Who was Julian Pretto? That neither newspaper had much editorial space for the dealer was probably just one decision made among many in a busy newsroom, but it may also have been by Pretto’s own design. He considered himself a facilitator for art, instead of its main story, and accordingly erased himself from the longer narrative. The nomadic gallerist kept few possessions and lived practically out of a suitcase for periods of his life. The Times noted that he “sometimes saved money by living in his galleries.” Long stretches of his professional and personal life remain obscure, including several years spent in Costa Rica organizing shows and promoting local artists.

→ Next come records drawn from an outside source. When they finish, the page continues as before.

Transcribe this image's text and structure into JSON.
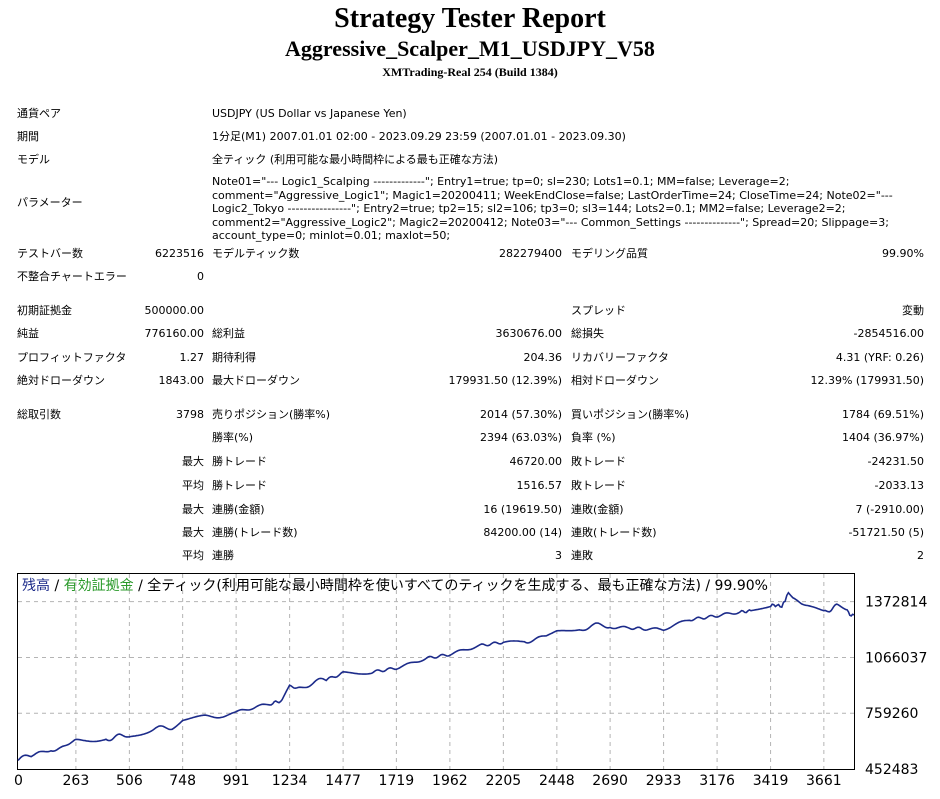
{
  "header": {
    "title": "Strategy Tester Report",
    "subtitle": "Aggressive_Scalper_M1_USDJPY_V58",
    "server": "XMTrading-Real 254 (Build 1384)"
  },
  "info": {
    "pair_label": "通貨ペア",
    "pair_value": "USDJPY (US Dollar vs Japanese Yen)",
    "period_label": "期間",
    "period_value": "1分足(M1) 2007.01.01 02:00 - 2023.09.29 23:59 (2007.01.01 - 2023.09.30)",
    "model_label": "モデル",
    "model_value": "全ティック (利用可能な最小時間枠による最も正確な方法)",
    "params_label": "パラメーター",
    "params_value": "Note01=\"--- Logic1_Scalping -------------\"; Entry1=true; tp=0; sl=230; Lots1=0.1; MM=false; Leverage=2; comment=\"Aggressive_Logic1\"; Magic1=20200411; WeekEndClose=false; LastOrderTime=24; CloseTime=24; Note02=\"--- Logic2_Tokyo ----------------\"; Entry2=true; tp2=15; sl2=106; tp3=0; sl3=144; Lots2=0.1; MM2=false; Leverage2=2; comment2=\"Aggressive_Logic2\"; Magic2=20200412; Note03=\"--- Common_Settings --------------\"; Spread=20; Slippage=3; account_type=0; minlot=0.01; maxlot=50;"
  },
  "stats": {
    "bars_label": "テストバー数",
    "bars_value": "6223516",
    "ticks_label": "モデルティック数",
    "ticks_value": "282279400",
    "quality_label": "モデリング品質",
    "quality_value": "99.90%",
    "mismatch_label": "不整合チャートエラー",
    "mismatch_value": "0",
    "deposit_label": "初期証拠金",
    "deposit_value": "500000.00",
    "spread_label": "スプレッド",
    "spread_value": "変動",
    "net_label": "純益",
    "net_value": "776160.00",
    "gross_profit_label": "総利益",
    "gross_profit_value": "3630676.00",
    "gross_loss_label": "総損失",
    "gross_loss_value": "-2854516.00",
    "pf_label": "プロフィットファクタ",
    "pf_value": "1.27",
    "payoff_label": "期待利得",
    "payoff_value": "204.36",
    "rf_label": "リカバリーファクタ",
    "rf_value": "4.31 (YRF: 0.26)",
    "abs_dd_label": "絶対ドローダウン",
    "abs_dd_value": "1843.00",
    "max_dd_label": "最大ドローダウン",
    "max_dd_value": "179931.50 (12.39%)",
    "rel_dd_label": "相対ドローダウン",
    "rel_dd_value": "12.39% (179931.50)",
    "trades_label": "総取引数",
    "trades_value": "3798",
    "short_label": "売りポジション(勝率%)",
    "short_value": "2014 (57.30%)",
    "long_label": "買いポジション(勝率%)",
    "long_value": "1784 (69.51%)",
    "winrate_label": "勝率(%)",
    "winrate_value": "2394 (63.03%)",
    "lossrate_label": "負率 (%)",
    "lossrate_value": "1404 (36.97%)",
    "max1": "最大",
    "largest_win_label": "勝トレード",
    "largest_win_value": "46720.00",
    "largest_loss_label": "敗トレード",
    "largest_loss_value": "-24231.50",
    "avg1": "平均",
    "avg_win_label": "勝トレード",
    "avg_win_value": "1516.57",
    "avg_loss_label": "敗トレード",
    "avg_loss_value": "-2033.13",
    "max2": "最大",
    "cons_wins_label": "連勝(金額)",
    "cons_wins_value": "16 (19619.50)",
    "cons_losses_label": "連敗(金額)",
    "cons_losses_value": "7 (-2910.00)",
    "max3": "最大",
    "cons_profit_label": "連勝(トレード数)",
    "cons_profit_value": "84200.00 (14)",
    "cons_loss_label": "連敗(トレード数)",
    "cons_loss_value": "-51721.50 (5)",
    "avg2": "平均",
    "avg_cons_wins_label": "連勝",
    "avg_cons_wins_value": "3",
    "avg_cons_losses_label": "連敗",
    "avg_cons_losses_value": "2"
  },
  "chart_legend": {
    "balance": "残高",
    "sep1": " / ",
    "equity": "有効証拠金",
    "rest": " / 全ティック(利用可能な最小時間枠を使いすべてのティックを生成する、最も正確な方法) / 99.90%"
  },
  "chart_data": {
    "type": "line",
    "x_ticks": [
      "0",
      "263",
      "506",
      "748",
      "991",
      "1234",
      "1477",
      "1719",
      "1962",
      "2205",
      "2448",
      "2690",
      "2933",
      "3176",
      "3419",
      "3661"
    ],
    "y_ticks": [
      "1372814",
      "1066037",
      "759260",
      "452483"
    ],
    "ylim": [
      452483,
      1525000
    ],
    "xlim": [
      0,
      3798
    ],
    "grid": true,
    "colors": {
      "balance": "#1c2b8a",
      "grid": "#b4b4b4"
    },
    "series": [
      {
        "name": "残高",
        "x": [
          0,
          60,
          150,
          263,
          400,
          506,
          600,
          700,
          748,
          850,
          991,
          1150,
          1200,
          1234,
          1280,
          1400,
          1477,
          1600,
          1719,
          1850,
          1962,
          2100,
          2205,
          2300,
          2400,
          2448,
          2550,
          2690,
          2780,
          2850,
          2933,
          3050,
          3176,
          3280,
          3330,
          3419,
          3470,
          3500,
          3520,
          3560,
          3600,
          3661,
          3720,
          3760,
          3798
        ],
        "y": [
          500000,
          520000,
          560000,
          600000,
          625000,
          630000,
          660000,
          690000,
          730000,
          735000,
          760000,
          800000,
          820000,
          895000,
          905000,
          940000,
          975000,
          995000,
          1020000,
          1060000,
          1085000,
          1120000,
          1140000,
          1160000,
          1180000,
          1200000,
          1225000,
          1245000,
          1240000,
          1235000,
          1230000,
          1265000,
          1290000,
          1305000,
          1320000,
          1340000,
          1350000,
          1435000,
          1400000,
          1360000,
          1335000,
          1325000,
          1345000,
          1330000,
          1300000
        ]
      }
    ]
  }
}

While Pretto worked in the background, the artists he exhibited in New York read like a who’s who of post-war art: Carl Andre, Robert Barry, Nancy Haynes, Sol LeWitt, Li Trincere, Stephen Westfall. Pretto gave both Allan McCollum and John Zinsser their first New York solo shows. From the mid 1970s until his death, Pretto showed more than 100 artists, occasionally running several galleries at the same time. He had spaces in the West Village (MacDougal Street), SoHo (one on Sullivan Street and another on Greene), and even in Midtown (57th Street). For a time, he had a gallery on 6th Avenue. Toward the end of his life, he was hosting openings on a weekly basis.
Other details about Pretto’s life are patchier. We know that he was born in Chicago in 1945 and was raised 99 miles west in the town of Oglesby, Illinois. After studying at the University of Illinois, he moved back to Chicago in 1968, where he briefly worked as an assistant at the Richard Gray Gallery. Later that same year, he left for New York and found a job with Richard Feigen, but Pretto’s ambitions seem to have outstripped any ties to a single job. By the early 1970s, he was putting together his own exhibitions in empty spaces in Tribeca, and in 1976 he organized what later became known as the Fine Arts Building at 105 Hudson Street, which would soon house the New Museum of Contemporary Art, Printed Matter Inc., and Artists Space.
But biographies are more complicated than just what’s written down, and Julian Pretto Gallery at MINUS SPACE, organized by Matthew Deleget and Zinsser with Rossana Martinez and Megan Govin, is an attempt to tell Pretto’s story through the art he showed. On view are 45 of the dealer’s artists, often represented by works that were actually shown in the Pretto galleries. Beautiful pieces by Antonella Piemontese (“Path on an Open Page (43)” [1991], a collaged page from a book with selectively revealed text), Olivier Mosset (“Choke” [1972], an ostensibly monochromatic work full of life and movement), Kathy Drasher (“Untitled” [1990], a small, eight-sided pink picture), and René Pierre Allain (“1st Patch” [1986-88], a steel-framed painting of a cruciform) speak to Pretto’s catholic interests. The pieces are all in dialogue without raising the same issues.
Pretto had more than one gift, but among the most important was his lack of overly refined taste. Though he had an affinity for abstraction, he never considered it a monolith; it was instead a conversation to be had, a way of sharing ideas. Patience was his virtue. He would often exhibit work that wasn’t immediately palatable because he saw that it was potentially more important than even he could understand. Art for Pretto was a question with many possible answers, and abstraction was just one way of proposing solutions, rather than a mathematical formula for success. That’s why, no doubt, some works in the show fail. But Pretto was an artist’s dealer. He was willing to share in the risk that every artist takes when making his or her work public. That gamble was his intellectual bread and butter. When it paid off, it did so in dividends. But Pretto always gave that sum back, to his artists and to their audiences, and then receded into the background. Generosity: that was his greatest virtue.